Well, it seems like that tune has changed - even if only marginally.
The PBOC initiated a 25 basis point cut to the country's five-year loan prime rate yesterday. Economists had expected anywhere between a 5 and 15 basis point cut.
This might seem like a small shift to Western investors but it's the first cut since August 2023. It is also also the largest cut since the rate was made the benchmark in 2019.
So if the cut is broad-based, larger than it's ever been, and a response that has been a long time coming, why isn't the market reaction bigger? This wire will attempt to answer that question.
When in doubt, look at iron ore
As of writing, the largest reaction in the asset markets has been in iron ore prices. Dalian iron ore futures declined by almost 4% on the news (although the decline in prices may have as much to do with post-Chinese New Year inventories as it is to do with the macro).
Equity investors did not initially react to the news with a lot of buying while the offshore Yuan rose only slightly against the Australian Dollar.
What is the Loan Prime Rate?
Good question! Put simply, the Loan Prime Rate (LPR) is the PBOC's equivalent of the RBA cash rate, or the Federal Reserve's Fed Funds Rate.

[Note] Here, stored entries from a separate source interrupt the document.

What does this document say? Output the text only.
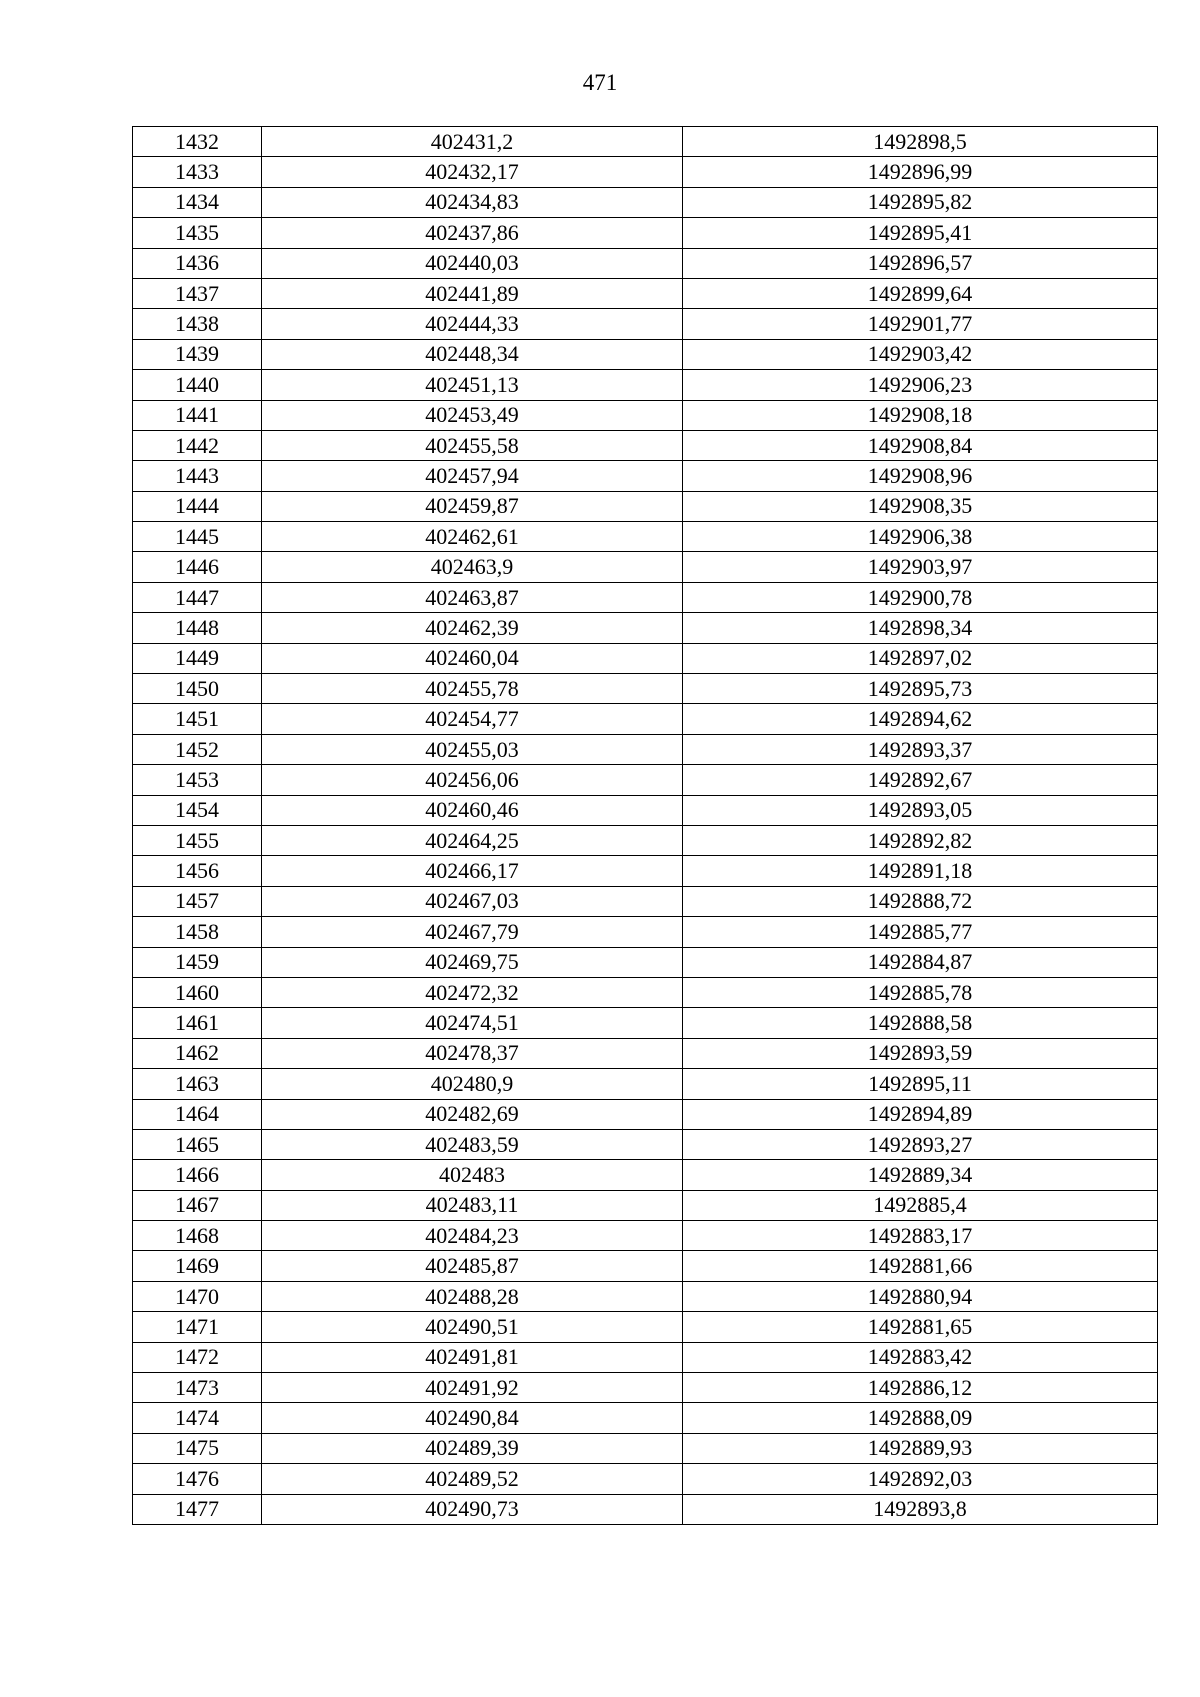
471
1432	402431,2	1492898,5
1433	402432,17	1492896,99
1434	402434,83	1492895,82
1435	402437,86	1492895,41
1436	402440,03	1492896,57
1437	402441,89	1492899,64
1438	402444,33	1492901,77
1439	402448,34	1492903,42
1440	402451,13	1492906,23
1441	402453,49	1492908,18
1442	402455,58	1492908,84
1443	402457,94	1492908,96
1444	402459,87	1492908,35
1445	402462,61	1492906,38
1446	402463,9	1492903,97
1447	402463,87	1492900,78
1448	402462,39	1492898,34
1449	402460,04	1492897,02
1450	402455,78	1492895,73
1451	402454,77	1492894,62
1452	402455,03	1492893,37
1453	402456,06	1492892,67
1454	402460,46	1492893,05
1455	402464,25	1492892,82
1456	402466,17	1492891,18
1457	402467,03	1492888,72
1458	402467,79	1492885,77
1459	402469,75	1492884,87
1460	402472,32	1492885,78
1461	402474,51	1492888,58
1462	402478,37	1492893,59
1463	402480,9	1492895,11
1464	402482,69	1492894,89
1465	402483,59	1492893,27
1466	402483	1492889,34
1467	402483,11	1492885,4
1468	402484,23	1492883,17
1469	402485,87	1492881,66
1470	402488,28	1492880,94
1471	402490,51	1492881,65
1472	402491,81	1492883,42
1473	402491,92	1492886,12
1474	402490,84	1492888,09
1475	402489,39	1492889,93
1476	402489,52	1492892,03
1477	402490,73	1492893,8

That is, it's the benchmark for China's lending rates.
The 25 basis point cut is good news for a property market that has been left in tatters as sales, prices, and the number of solvent construction firms plummeted.
"Cutting the 5-year LPR ahead of the peak season is a symbolic move to support the property sector but [it is] likely still not enough to stem property price declines," Lisheng Wang, China economist at Goldman Sachs wrote.
It's important to note that the cut was made to the five-year rate and not the one-year rate. Yes, that's right, China has two benchmark lending rates and both are key to the sentiment and performance of Chinese assets.
So, why was the rate cut?
As Citi's Xiangrong Yu explains, it could be for any number of reasons:
"Strong market expectations, a persistent property downturn, elevated real rates amid deflation, as well as concerns on NIMs could have driven the asymmetric cut today," Yu wrote.
The largest of these reasons, at least to most market participants, is the property crisis. A few weeks ago, the IMF's economists predicted that new housing demand may fall by as much as 50% over the next decade. This was "largely due to decline in new urban households and a large inventory of unfinished and vacant properties" (as Goldman Sachs described it).
"The size of today’s move also reveals — in our view — a genuine concern among Beijing policymakers that the ‘incremental’ slow-drip of policy easing implemented thus far has had little impact," Louise Loo, lead China economist at Oxford Economics wrote.
Two reasons why markets barely reacted
A read of the available research suggests there are two key reasons why markets have not reacted in an overwhelmingly positive way:
- Mortgages are only repriced in China once a year anyway: "Outstanding mortgage rates are repriced once a year, and whether the large cut today could help restore new-homebuyers’ confidence remains to be seen," wrote Yu.
- The major Chinese banks also have discretion in whether to pass on the rate to existing customers: "Today’s 5 year LPR cut will affect new rates immediately when issuing loans; on existing mortgages will depend on resetting cycle (majority likely only in Jan). Banks also have some discretion to reprice outstanding mortgages, but likely only coming from PBOC’s instruction to do so," Wang wrote.
The last reason is by far the most important. It is fiscal policy that has the best chance of increasing buyer confidence - and therefore, demand – despite the best efforts of monetary policy.
The next hint of when any policy pivots are coming is 27-28 February, when the next meeting of the National People's Congress takes place in Beijing.